The dystopian view that technology will eliminate millions of jobs thereby creating social unrest is unfounded. For every technological advancement, there is an offsetting demand for new education, new job skills and new problems to be solved by entrepreneurs. Proponents of UBI, however, view man as simply a consumer who will need to be appeased while out of work, versus a creative, capable producer who can add value to any enterprise. 

Apart from the inefficiency or potential for corruption, empowering the government over a source of my income, however small or large, is dangerous and fraught with political and economic risks. 

A Better Way 

God created man to work and provide for his needs. This gives meaning to our lives as well as deep satisfaction for earned achievement. UBI removes both of these benefits.

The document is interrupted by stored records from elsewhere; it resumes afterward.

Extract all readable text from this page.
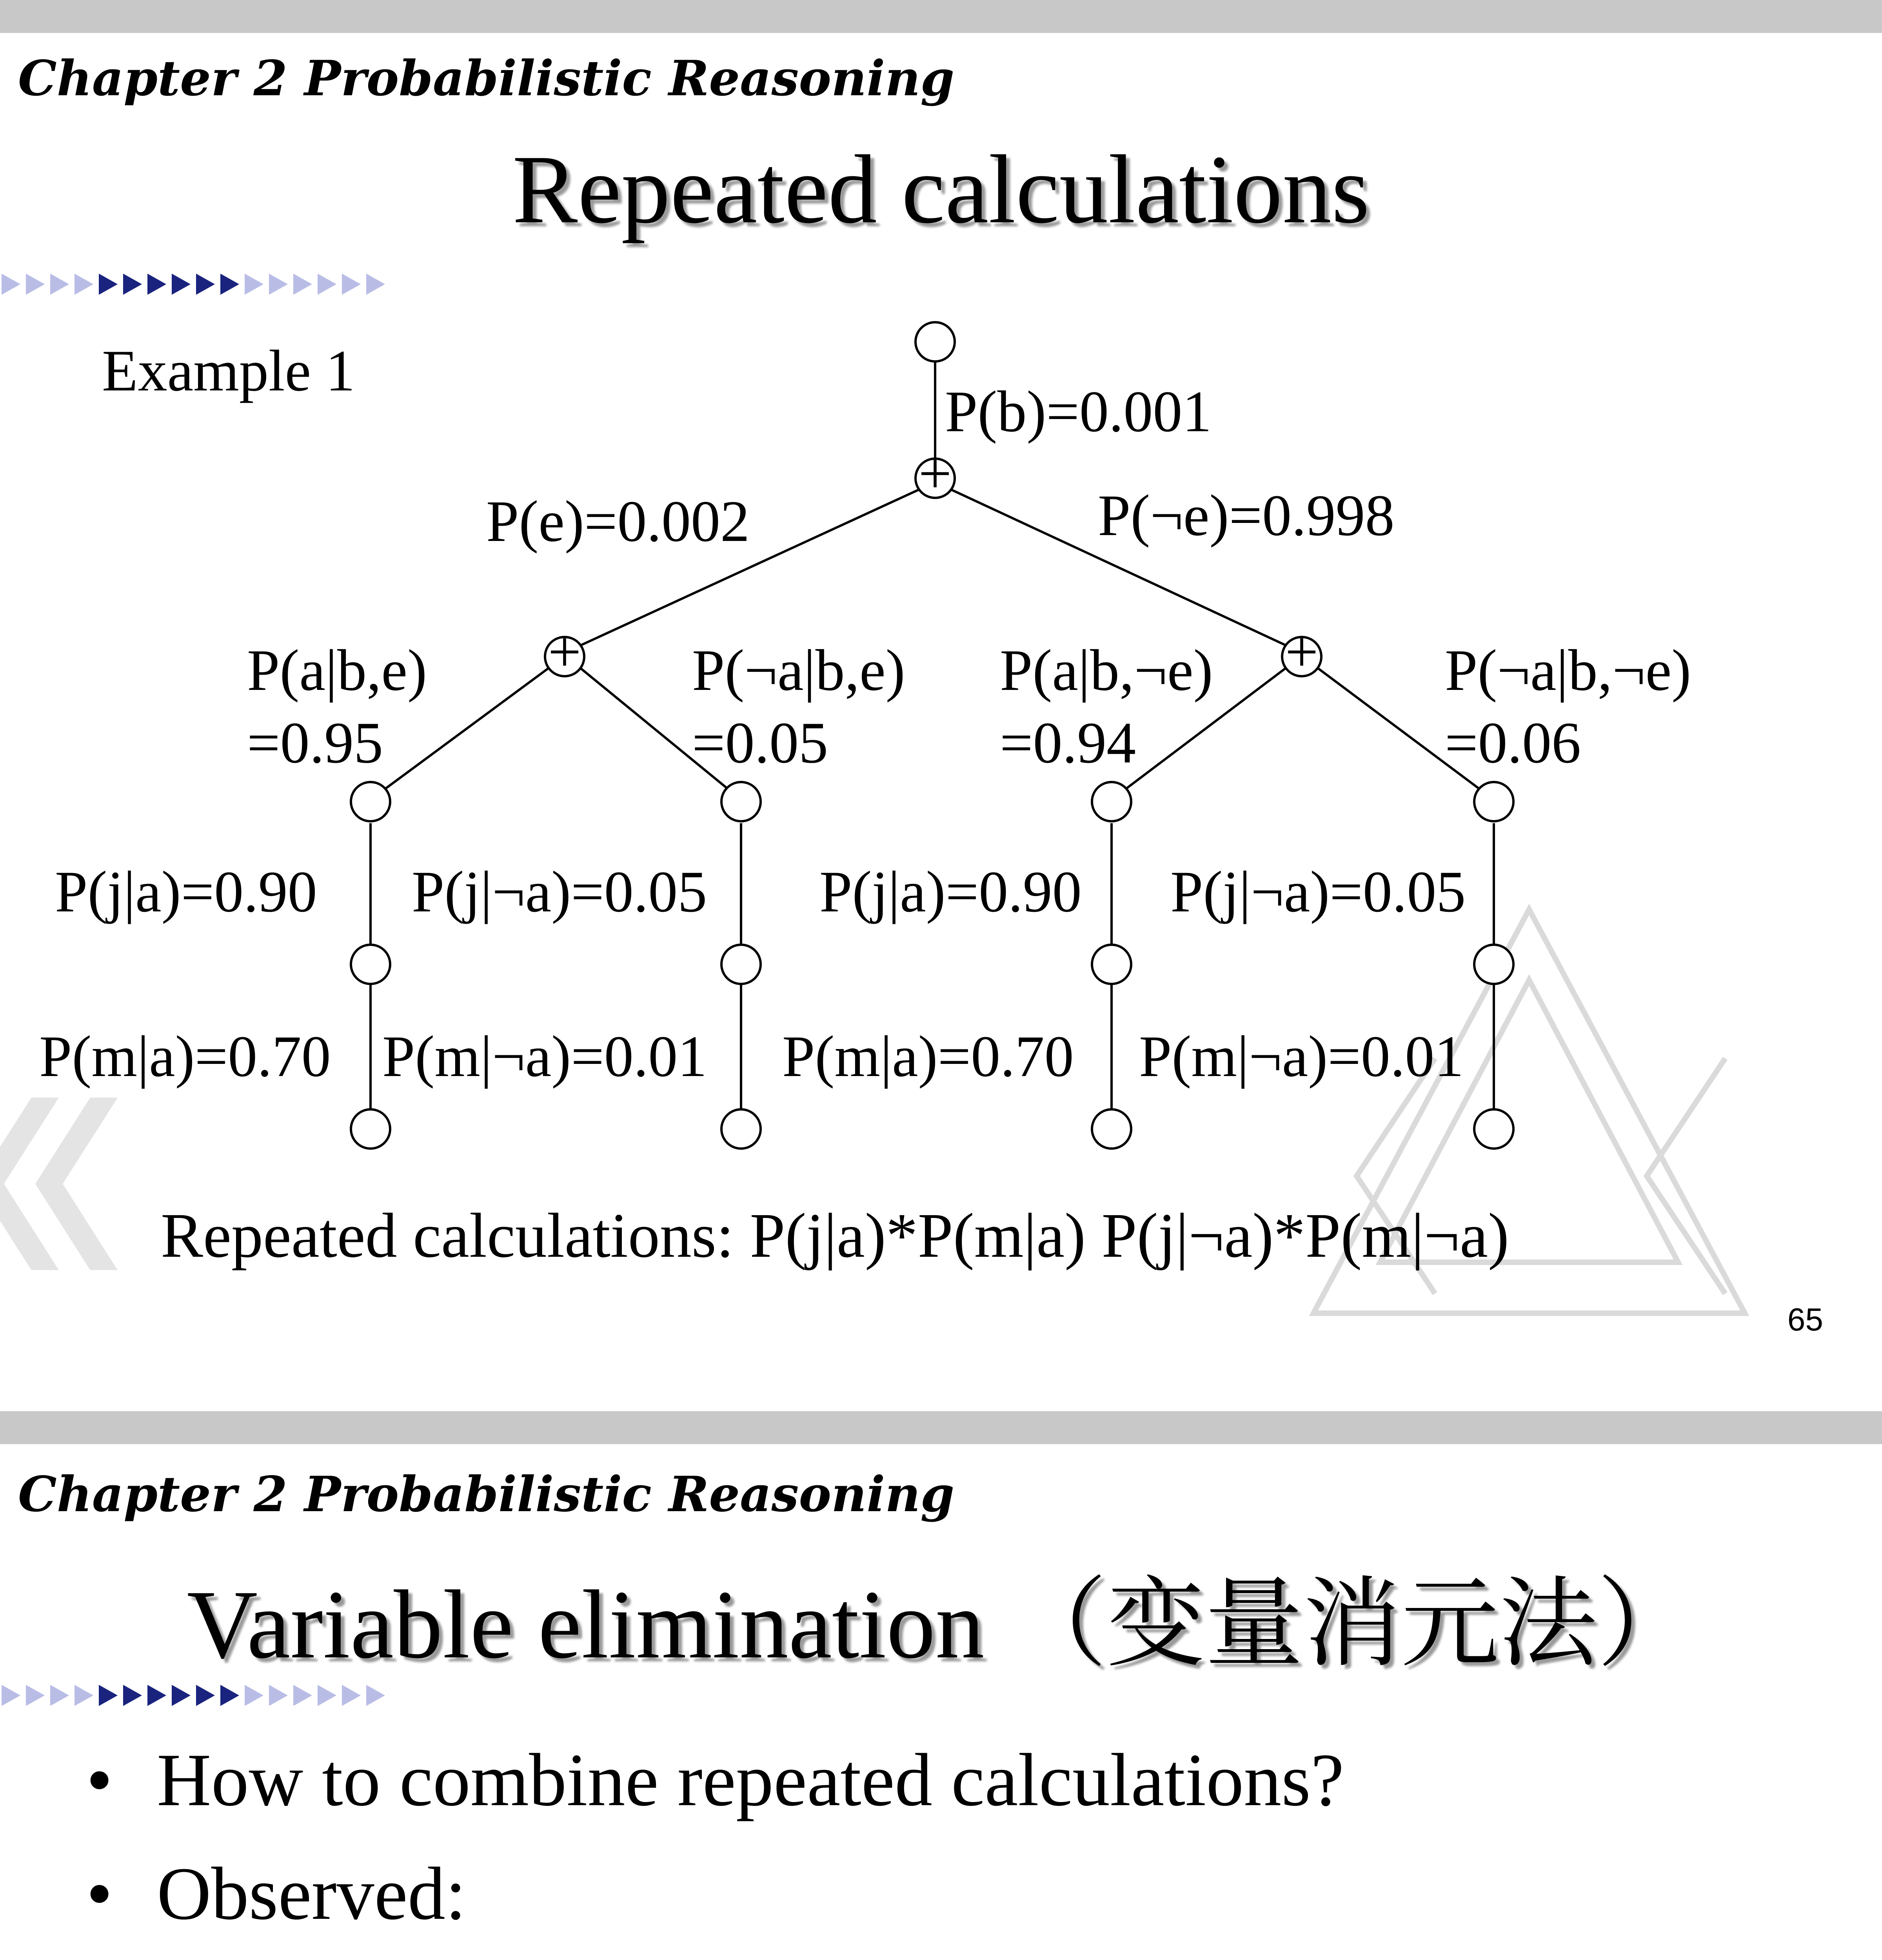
Chapter 2 Probabilistic Reasoning
Repeated calculations
Example 1
+
+	+
P(b)=0.001
P(e)=0.002	P(¬e)=0.998
P(a|b,e)
=0.95
P(¬a|b,e)
=0.05
P(a|b,¬e)
=0.94
P(¬a|b,¬e)
=0.06
P(j|a)=0.90 P(j|¬a)=0.05 P(j|a)=0.90 P(j|¬a)=0.05
P(m|a)=0.70 P(m|¬a)=0.01 P(m|a)=0.70 P(m|¬a)=0.01
Repeated calculations: P(j|a)*P(m|a) P(j|¬a)*P(m|¬a)
65
Chapter 2 Probabilistic Reasoning
Variable elimination （变量消元法）
• How to combine repeated calculations?
• Observed:
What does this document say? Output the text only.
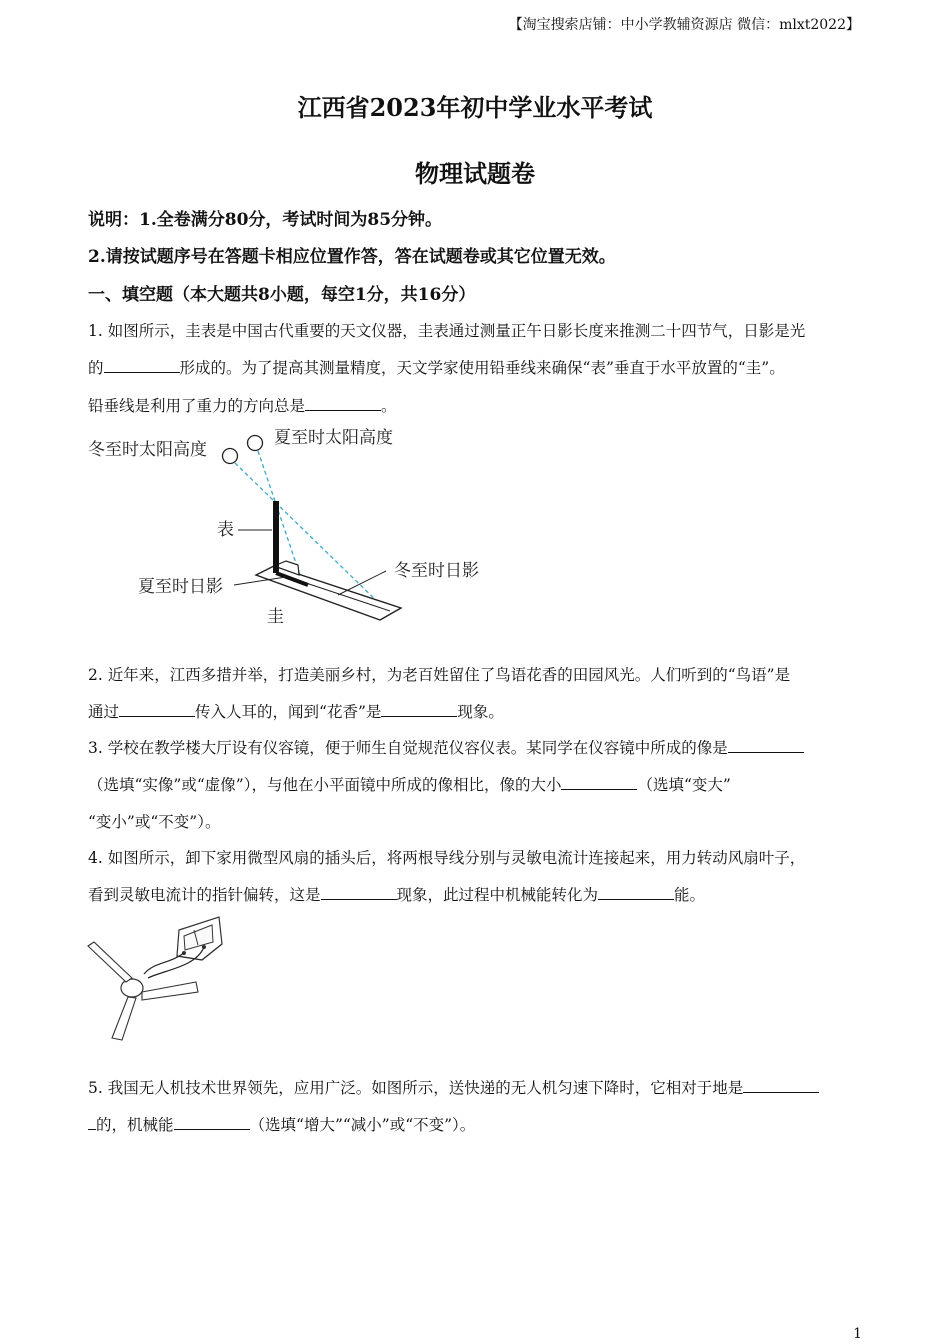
【淘宝搜索店铺：中小学教辅资源店 微信：mlxt2022】
江西省2023年初中学业水平考试
物理试题卷
说明：1.全卷满分80分，考试时间为85分钟。
2.请按试题序号在答题卡相应位置作答，答在试题卷或其它位置无效。
一、填空题（本大题共8小题，每空1分，共16分）
1. 如图所示，圭表是中国古代重要的天文仪器，圭表通过测量正午日影长度来推测二十四节气，日影是光
的	形成的。为了提高其测量精度，天文学家使用铅垂线来确保“表”垂直于水平放置的“圭”。
铅垂线是利用了重力的方向总是	。
冬至时太阳高度
夏至时太阳高度
表
夏至时日影
冬至时日影
圭
2. 近年来，江西多措并举，打造美丽乡村，为老百姓留住了鸟语花香的田园风光。人们听到的“鸟语”是
通过	传入人耳的，闻到“花香”是	现象。
3. 学校在教学楼大厅设有仪容镜，便于师生自觉规范仪容仪表。某同学在仪容镜中所成的像是
（选填“实像”或“虚像”），与他在小平面镜中所成的像相比，像的大小	（选填“变大”
“变小”或“不变”）。
4. 如图所示，卸下家用微型风扇的插头后，将两根导线分别与灵敏电流计连接起来，用力转动风扇叶子，
看到灵敏电流计的指针偏转，这是	现象，此过程中机械能转化为	能。
5. 我国无人机技术世界领先，应用广泛。如图所示，送快递的无人机匀速下降时，它相对于地是
的，机械能	（选填“增大”“减小”或“不变”）。
1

Now we command you, brothers, in the name of our Lord Jesus Christ, that you keep away from any brother who is walking in idleness and not in accord with the tradition that you received from us. For you yourselves know how you ought to imitate us, because we were not idle when we were with you, nor did we eat anyone’s bread without paying for it, but with toil and labor we worked night and day, that we might not be a burden to any of you. It was not because we do not have that right, but to give you in ourselves an example to imitate. For even when we were with you, we would give you this command: If anyone is not willing to work, let him not eat. For we hear that some among you walk in idleness, not busy at work, but busybodies. Now such persons we command and encourage in the Lord Jesus Christ to do their work quietly and to earn their own living. (2 Thessalonians 3:6-12 ESV) 

I prefer to derive my income from work and to give charitable support to those who are unable to work. This is the way God designed us to flourish. He did not put man in a garden to simply eat from it, but rather to work and manage it.